I totally support the national policy statement, which is an admirable new institution and a splendid innovation in the planning process. As I made clear this morning, I was certainly prepared to recognise the planning commission and its role. However, the danger is that the whole thing will collapse in a series of judicial reviews as the ultimate way in which those who wish to challenge the policy will go. If the statements are sanctioned by a vote in Parliament, my guess is that it will be exceedingly difficult for anyone to challenge that in the courts.
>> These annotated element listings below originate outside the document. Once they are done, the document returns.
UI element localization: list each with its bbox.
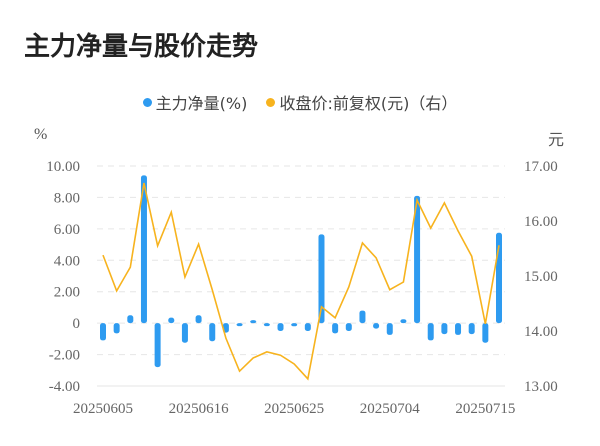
left-axis-tick: 8.00 [54,190,80,206]
bar[interactable] [291,323,298,327]
bar[interactable] [236,323,243,327]
bar[interactable] [468,323,475,335]
price-line[interactable] [102,182,500,381]
bar[interactable] [304,323,311,331]
legend-dot-blue-icon [142,97,152,107]
x-axis-tick: 20250704 [360,401,421,417]
bar[interactable] [209,323,216,342]
left-axis-tick: 2.00 [54,285,80,301]
right-axis-tick: 13.00 [524,379,558,395]
bar[interactable] [250,320,257,324]
left-axis-unit: % [34,126,48,143]
bar[interactable] [318,234,325,324]
bar[interactable] [441,323,448,335]
legend-label: 主力净量(%) [155,94,248,113]
bar[interactable] [154,323,161,368]
bar[interactable] [140,175,147,324]
bar[interactable] [113,323,120,334]
left-axis-tick: 4.00 [54,253,80,269]
x-axis-tick: 20250625 [264,401,324,417]
bar[interactable] [359,310,366,324]
left-axis-tick: 10.00 [46,159,80,175]
right-axis-unit: 元 [548,132,565,149]
chart-title: 主力净量与股价走势 [24,32,259,62]
bar[interactable] [127,315,134,324]
bar[interactable] [332,323,339,334]
legend-label: 收盘价:前复权(元)（右） [279,94,458,113]
legend-item-close-price[interactable]: 收盘价:前复权(元)（右） [266,90,457,114]
bar[interactable] [100,323,106,341]
bar[interactable] [373,323,380,329]
bar[interactable] [482,323,489,343]
right-axis-tick: 17.00 [524,159,558,175]
right-axis-tick: 14.00 [524,324,558,340]
bar[interactable] [386,323,393,335]
bar[interactable] [263,323,270,327]
bar[interactable] [414,195,421,324]
bar[interactable] [427,323,434,341]
bar[interactable] [345,323,352,331]
bar[interactable] [277,323,284,331]
legend-item-net-volume[interactable]: 主力净量(%) [142,90,248,114]
bar[interactable] [400,319,407,324]
bar[interactable] [168,317,175,324]
left-axis-tick: -4.00 [49,379,80,395]
x-axis-tick: 20250715 [455,401,515,417]
left-axis-tick: -2.00 [49,348,80,364]
bar[interactable] [455,323,462,335]
right-axis-tick: 16.00 [524,214,558,230]
x-axis-tick: 20250605 [73,401,133,417]
bar[interactable] [195,315,202,324]
legend: 主力净量(%) 收盘价:前复权(元)（右） [0,90,600,114]
bar[interactable] [181,323,188,343]
left-axis-tick: 0 [73,316,81,332]
x-axis-tick: 20250616 [169,401,230,417]
legend-dot-orange-icon [266,97,276,107]
right-axis-tick: 15.00 [524,269,558,285]
left-axis-tick: 6.00 [54,222,80,238]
Lord Boyd of Duncansby: My Lords, it may be my fault, but I fail to understand the noble Lord’s point about the approval of the House of Commons. The Bill sets out in clear detail the way in which the national policy statements must be arrived at. I understand the noble Lord to say that if there was a flaw in the procedure, that could not be challenged in court if it had been approved by the House of Commons. I do not understand that. I understand the noble Lord’s concerns about judicial review, but I do not see the argument that this will avoid judicial review.

Lord Jenkin of Roding: My Lords, if I did not make myself clear, it is because I feel very strongly on these matters. Perhaps I should have taken more time to prepare my remarks, but yesterday I was dealing with the Energy Bill and one does not have time to do everything. The point is that a court would challenge even an Act of Parliament if it turned out to be, for instance, contrary to European law. That is why we have a statement at the beginning of every Bill stating that it is compliant with the European Convention on Human Rights. Similarly, there have been cases, but they were special cases. The courts will not seek to challenge a decision of Parliament which was enshrined in a vote of both Houses. Judges would be exceedingly slow to do that, whereas they have shown themselves to be readily—I have quoted the figures—willing to challenge decisions by Ministers. If this is left as a ministerial decision rather than a parliamentary vote, my guess is that it will run into difficulty with the courts in a way that it would not if it had been approved by affirmative resolution in both Houses.